A dual role of cholesterol in osteogenic differentiation of bone marrow stromal cells
Osteoblasts, the main bone-developing cells, are differentiated from mesenchymal stromal/stem cells. Disruption of the differentiation process may cause brittle bones, a bone disease characterised by low bone mass and deteriorated bone structure. Cholesterol continues to be implicated in pathogenesis of brittle bones, and it was lately recognized as an endogenous activator of Hedgehog (Hh) signaling. However, its pathological and physiological roles in osteoblast differentiation continue to be poorly understood. Furthermore, it’s unclear whether these potential roles performed by cholesterol are based on its capacity to modulate Hh path. Within this study, we investigated the function of exogenous versus endogenous cholesterol in osteogenesis and Hh path activation using ST2 cells, a bone marrow stromal cell line. We discovered that exogenous cholesterol considerably inhibited alkaline phosphatase (ALP) activity and messenger RNA expression of osteoblast markers genes (Alpl, Sp7, and Ibsp) while modestly activating expression of Gli1 (a readout of Hh signaling) under both basal osteogenic culture condition and Wnt3a treatment.
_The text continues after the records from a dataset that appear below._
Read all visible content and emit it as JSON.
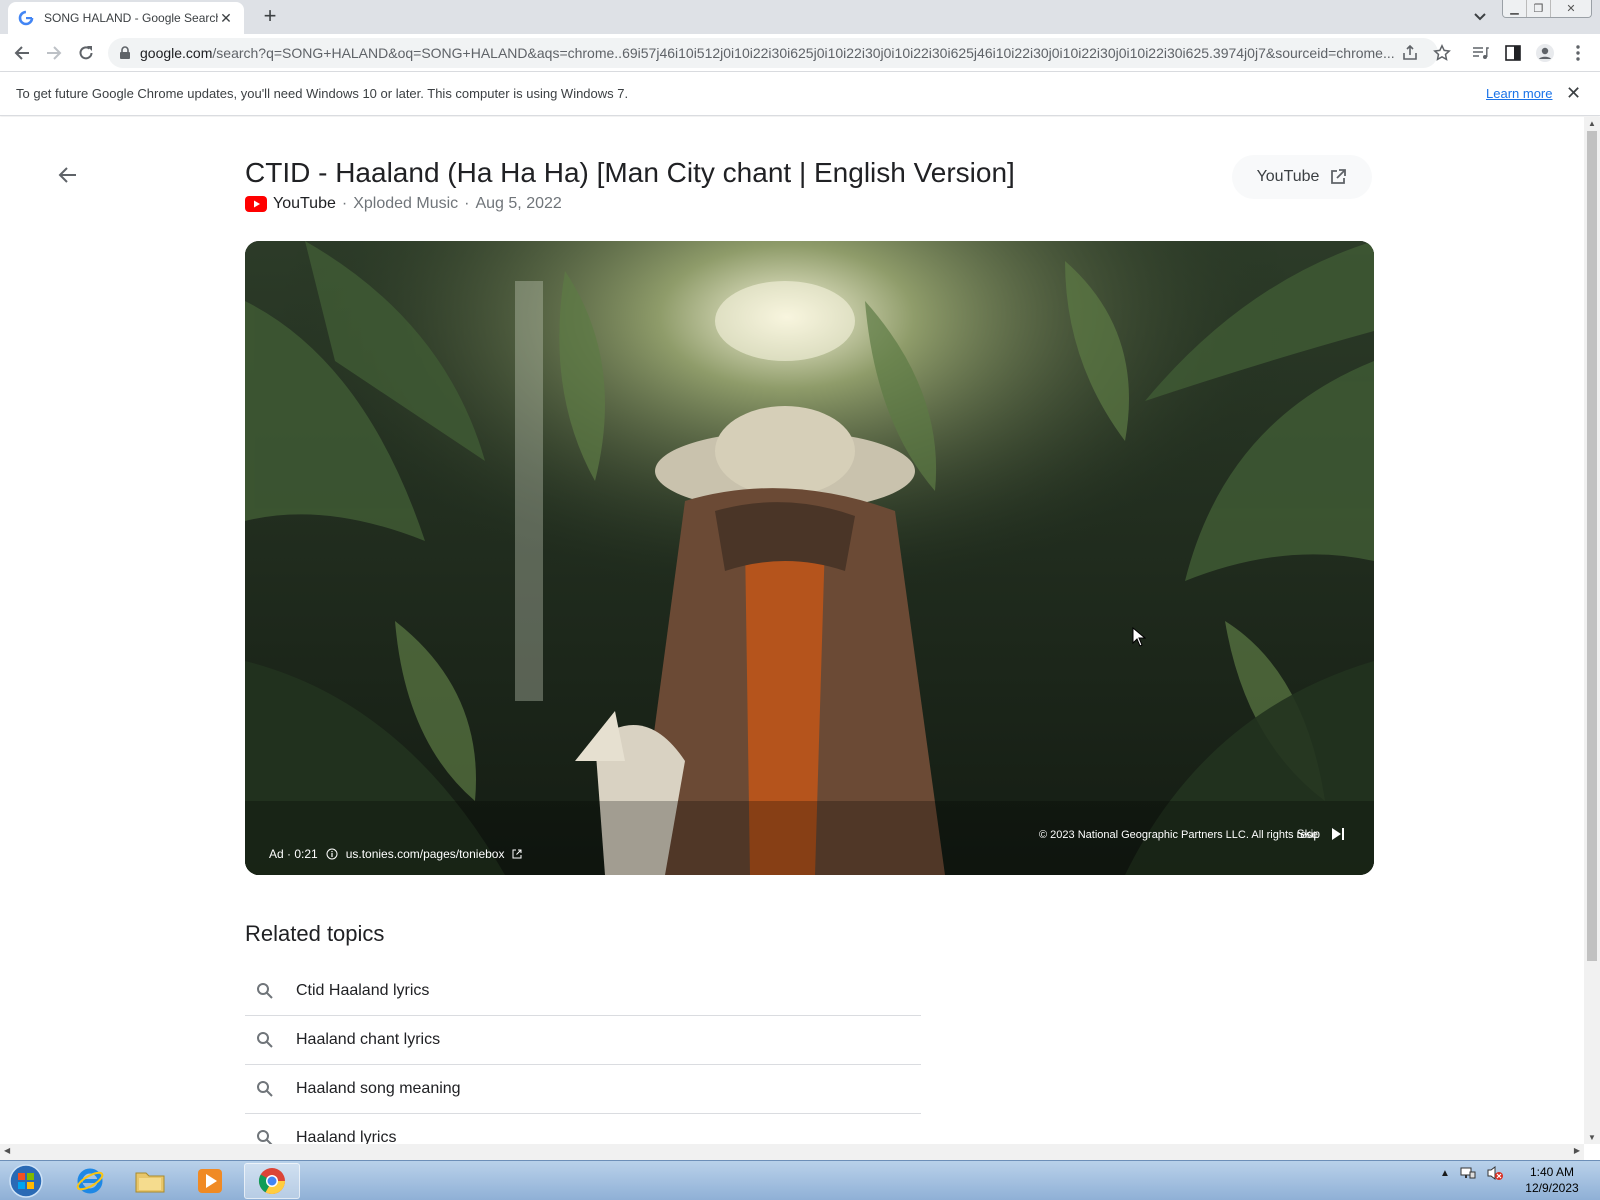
{
  "browser": {
    "tab_title": "SONG HALAND - Google Search",
    "url_host": "google.com",
    "url_rest": "/search?q=SONG+HALAND&oq=SONG+HALAND&aqs=chrome..69i57j46i10i512j0i10i22i30i625j0i10i22i30j0i10i22i30i625j46i10i22i30j0i10i22i30j0i10i22i30i625.3974j0j7&sourceid=chrome..."
  },
  "infobar": {
    "message": "To get future Google Chrome updates, you'll need Windows 10 or later. This computer is using Windows 7.",
    "learn_more": "Learn more"
  },
  "video_page": {
    "title": "CTID - Haaland (Ha Ha Ha) [Man City chant | English Version]",
    "source": "YouTube",
    "channel": "Xploded Music",
    "date": "Aug 5, 2022",
    "open_button": "YouTube"
  },
  "ad": {
    "label": "Ad · 0:21",
    "link": "us.tonies.com/pages/toniebox",
    "copyright": "© 2023 National Geographic Partners LLC. All rights rese",
    "skip": "Skip"
  },
  "related": {
    "heading": "Related topics",
    "items": [
      {
        "label": "Ctid Haaland lyrics"
      },
      {
        "label": "Haaland chant lyrics"
      },
      {
        "label": "Haaland song meaning"
      },
      {
        "label": "Haaland lyrics"
      }
    ]
  },
  "taskbar": {
    "time": "1:40 AM",
    "date": "12/9/2023"
  }
}
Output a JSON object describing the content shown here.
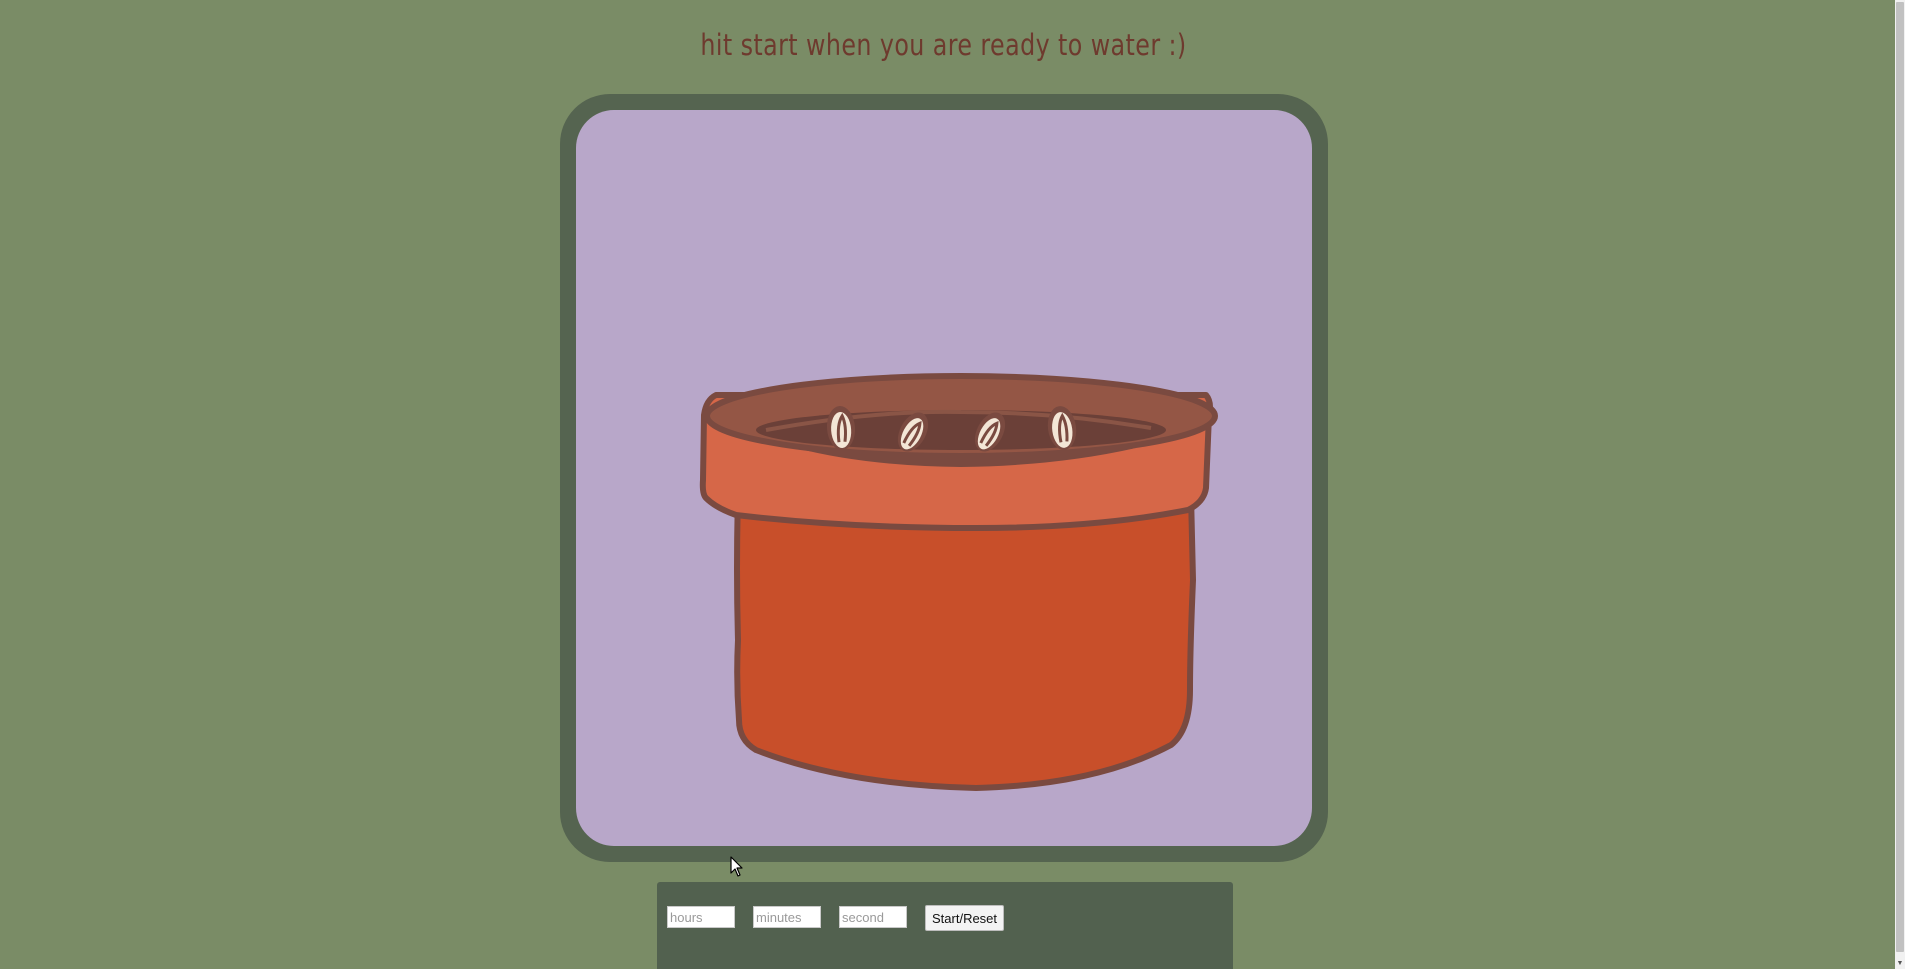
{
  "page": {
    "title": "hit start when you are ready to water :)"
  },
  "illustration": {
    "name": "flower-pot-with-seeds",
    "seed_count": 4,
    "colors": {
      "canvas": "#b8a7c9",
      "frame": "#556450",
      "pot_body": "#c84f2a",
      "pot_rim": "#d66748",
      "soil": "#8a5546",
      "outline": "#7a4a40",
      "seed": "#f3e6d6"
    }
  },
  "timer": {
    "hours_placeholder": "hours",
    "minutes_placeholder": "minutes",
    "seconds_placeholder": "second",
    "start_reset_label": "Start/Reset"
  },
  "colors": {
    "background": "#7a8c66",
    "title_text": "#6e3a2e",
    "controls_panel": "#52614f"
  }
}
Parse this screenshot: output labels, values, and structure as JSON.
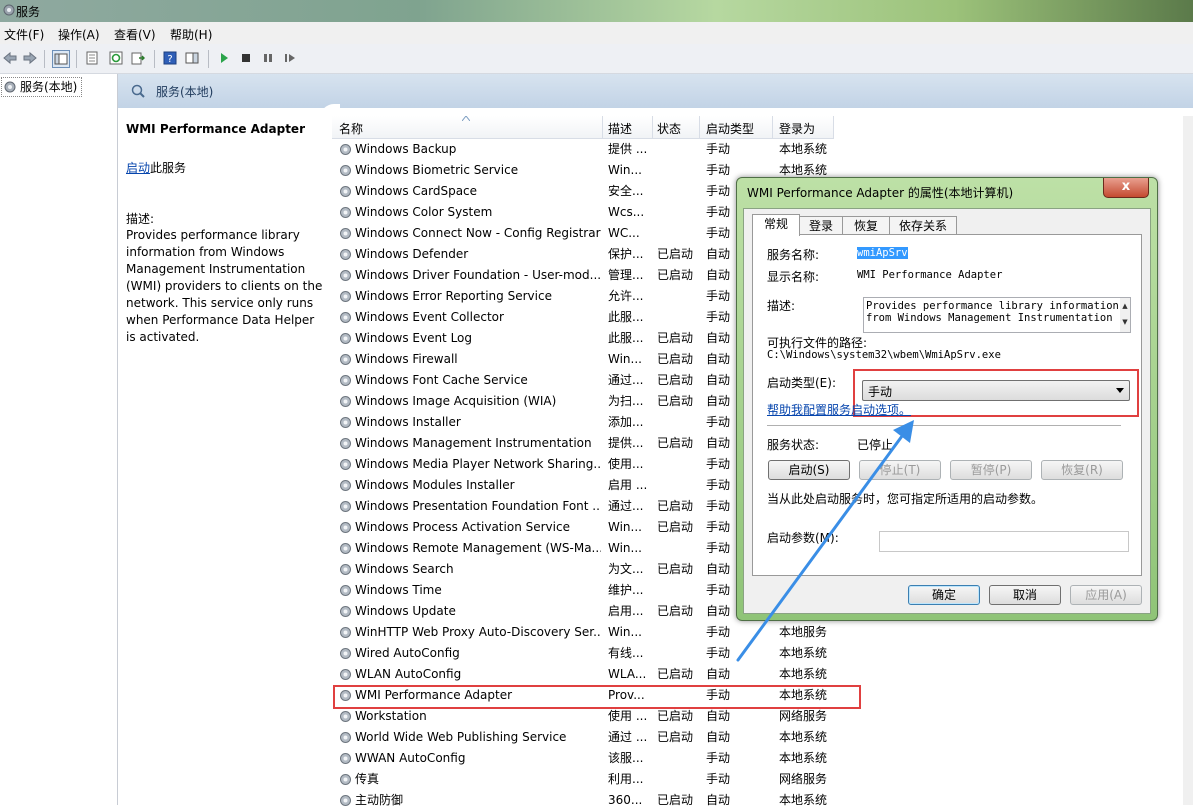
{
  "window": {
    "title": "服务"
  },
  "menu": [
    "文件(F)",
    "操作(A)",
    "查看(V)",
    "帮助(H)"
  ],
  "tree": {
    "root": "服务(本地)"
  },
  "panel_header": "服务(本地)",
  "details": {
    "service_name": "WMI Performance Adapter",
    "start_link": "启动",
    "start_suffix": "此服务",
    "desc_label": "描述:",
    "desc_text": "Provides performance library information from Windows Management Instrumentation (WMI) providers to clients on the network. This service only runs when Performance Data Helper is activated."
  },
  "columns": {
    "name": "名称",
    "desc": "描述",
    "status": "状态",
    "startup": "启动类型",
    "logon": "登录为"
  },
  "services": [
    {
      "name": "Windows Backup",
      "desc": "提供 ...",
      "status": "",
      "startup": "手动",
      "logon": "本地系统"
    },
    {
      "name": "Windows Biometric Service",
      "desc": "Win...",
      "status": "",
      "startup": "手动",
      "logon": "本地系统"
    },
    {
      "name": "Windows CardSpace",
      "desc": "安全...",
      "status": "",
      "startup": "手动",
      "logon": ""
    },
    {
      "name": "Windows Color System",
      "desc": "Wcs...",
      "status": "",
      "startup": "手动",
      "logon": ""
    },
    {
      "name": "Windows Connect Now - Config Registrar",
      "desc": "WC...",
      "status": "",
      "startup": "手动",
      "logon": ""
    },
    {
      "name": "Windows Defender",
      "desc": "保护...",
      "status": "已启动",
      "startup": "自动",
      "logon": ""
    },
    {
      "name": "Windows Driver Foundation - User-mod...",
      "desc": "管理...",
      "status": "已启动",
      "startup": "自动",
      "logon": ""
    },
    {
      "name": "Windows Error Reporting Service",
      "desc": "允许...",
      "status": "",
      "startup": "手动",
      "logon": ""
    },
    {
      "name": "Windows Event Collector",
      "desc": "此服...",
      "status": "",
      "startup": "手动",
      "logon": ""
    },
    {
      "name": "Windows Event Log",
      "desc": "此服...",
      "status": "已启动",
      "startup": "自动",
      "logon": ""
    },
    {
      "name": "Windows Firewall",
      "desc": "Win...",
      "status": "已启动",
      "startup": "自动",
      "logon": ""
    },
    {
      "name": "Windows Font Cache Service",
      "desc": "通过...",
      "status": "已启动",
      "startup": "自动",
      "logon": ""
    },
    {
      "name": "Windows Image Acquisition (WIA)",
      "desc": "为扫...",
      "status": "已启动",
      "startup": "自动",
      "logon": ""
    },
    {
      "name": "Windows Installer",
      "desc": "添加...",
      "status": "",
      "startup": "手动",
      "logon": ""
    },
    {
      "name": "Windows Management Instrumentation",
      "desc": "提供...",
      "status": "已启动",
      "startup": "自动",
      "logon": ""
    },
    {
      "name": "Windows Media Player Network Sharing...",
      "desc": "使用...",
      "status": "",
      "startup": "手动",
      "logon": ""
    },
    {
      "name": "Windows Modules Installer",
      "desc": "启用 ...",
      "status": "",
      "startup": "手动",
      "logon": ""
    },
    {
      "name": "Windows Presentation Foundation Font ...",
      "desc": "通过...",
      "status": "已启动",
      "startup": "手动",
      "logon": ""
    },
    {
      "name": "Windows Process Activation Service",
      "desc": "Win...",
      "status": "已启动",
      "startup": "手动",
      "logon": ""
    },
    {
      "name": "Windows Remote Management (WS-Ma...",
      "desc": "Win...",
      "status": "",
      "startup": "手动",
      "logon": ""
    },
    {
      "name": "Windows Search",
      "desc": "为文...",
      "status": "已启动",
      "startup": "自动",
      "logon": ""
    },
    {
      "name": "Windows Time",
      "desc": "维护...",
      "status": "",
      "startup": "手动",
      "logon": ""
    },
    {
      "name": "Windows Update",
      "desc": "启用...",
      "status": "已启动",
      "startup": "自动",
      "logon": ""
    },
    {
      "name": "WinHTTP Web Proxy Auto-Discovery Ser...",
      "desc": "Win...",
      "status": "",
      "startup": "手动",
      "logon": "本地服务"
    },
    {
      "name": "Wired AutoConfig",
      "desc": "有线...",
      "status": "",
      "startup": "手动",
      "logon": "本地系统"
    },
    {
      "name": "WLAN AutoConfig",
      "desc": "WLA...",
      "status": "已启动",
      "startup": "自动",
      "logon": "本地系统"
    },
    {
      "name": "WMI Performance Adapter",
      "desc": "Prov...",
      "status": "",
      "startup": "手动",
      "logon": "本地系统"
    },
    {
      "name": "Workstation",
      "desc": "使用 ...",
      "status": "已启动",
      "startup": "自动",
      "logon": "网络服务"
    },
    {
      "name": "World Wide Web Publishing Service",
      "desc": "通过 ...",
      "status": "已启动",
      "startup": "自动",
      "logon": "本地系统"
    },
    {
      "name": "WWAN AutoConfig",
      "desc": "该服...",
      "status": "",
      "startup": "手动",
      "logon": "本地系统"
    },
    {
      "name": "传真",
      "desc": "利用...",
      "status": "",
      "startup": "手动",
      "logon": "网络服务"
    },
    {
      "name": "主动防御",
      "desc": "360...",
      "status": "已启动",
      "startup": "自动",
      "logon": "本地系统"
    }
  ],
  "dialog": {
    "title": "WMI Performance Adapter 的属性(本地计算机)",
    "close": "x",
    "tabs": [
      "常规",
      "登录",
      "恢复",
      "依存关系"
    ],
    "svc_name_label": "服务名称:",
    "svc_name_value": "wmiApSrv",
    "display_name_label": "显示名称:",
    "display_name_value": "WMI Performance Adapter",
    "desc_label": "描述:",
    "desc_value_1": "Provides performance library information",
    "desc_value_2": "from Windows Management Instrumentation",
    "path_label": "可执行文件的路径:",
    "path_value": "C:\\Windows\\system32\\wbem\\WmiApSrv.exe",
    "startup_label": "启动类型(E):",
    "startup_value": "手动",
    "help_link": "帮助我配置服务启动选项。",
    "status_label": "服务状态:",
    "status_value": "已停止",
    "btn_start": "启动(S)",
    "btn_stop": "停止(T)",
    "btn_pause": "暂停(P)",
    "btn_resume": "恢复(R)",
    "hint": "当从此处启动服务时，您可指定所适用的启动参数。",
    "param_label": "启动参数(M):",
    "param_value": "",
    "ok": "确定",
    "cancel": "取消",
    "apply": "应用(A)"
  },
  "colors": {
    "highlight_red": "#e04040",
    "arrow_blue": "#3a8ee6",
    "link_blue": "#0645ad",
    "selection_blue": "#3399ff"
  }
}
Similarly, exogenous cholesterol covered up osteogenic Purmorphamine response of ST2 cells to sonic Hh (Shh) or purmorphamine (Purmo) treatment, which, however, was supported by reduced induction of Gli1, indicating the participation of the Hh-dependent mechanism. Interestingly, depletion of endogenous cholesterol also reduced Shh-caused ALP activity and Gli1 expression. Likewise, cholesterol depletion inhibited osteogenic reaction to Purmo, although it didn’t affect Gli1 induction. Taken together, our findings have shown that cholesterol plays a dual role in osteoblast differentiation likely through both Hh-dependent and -independent mechanisms.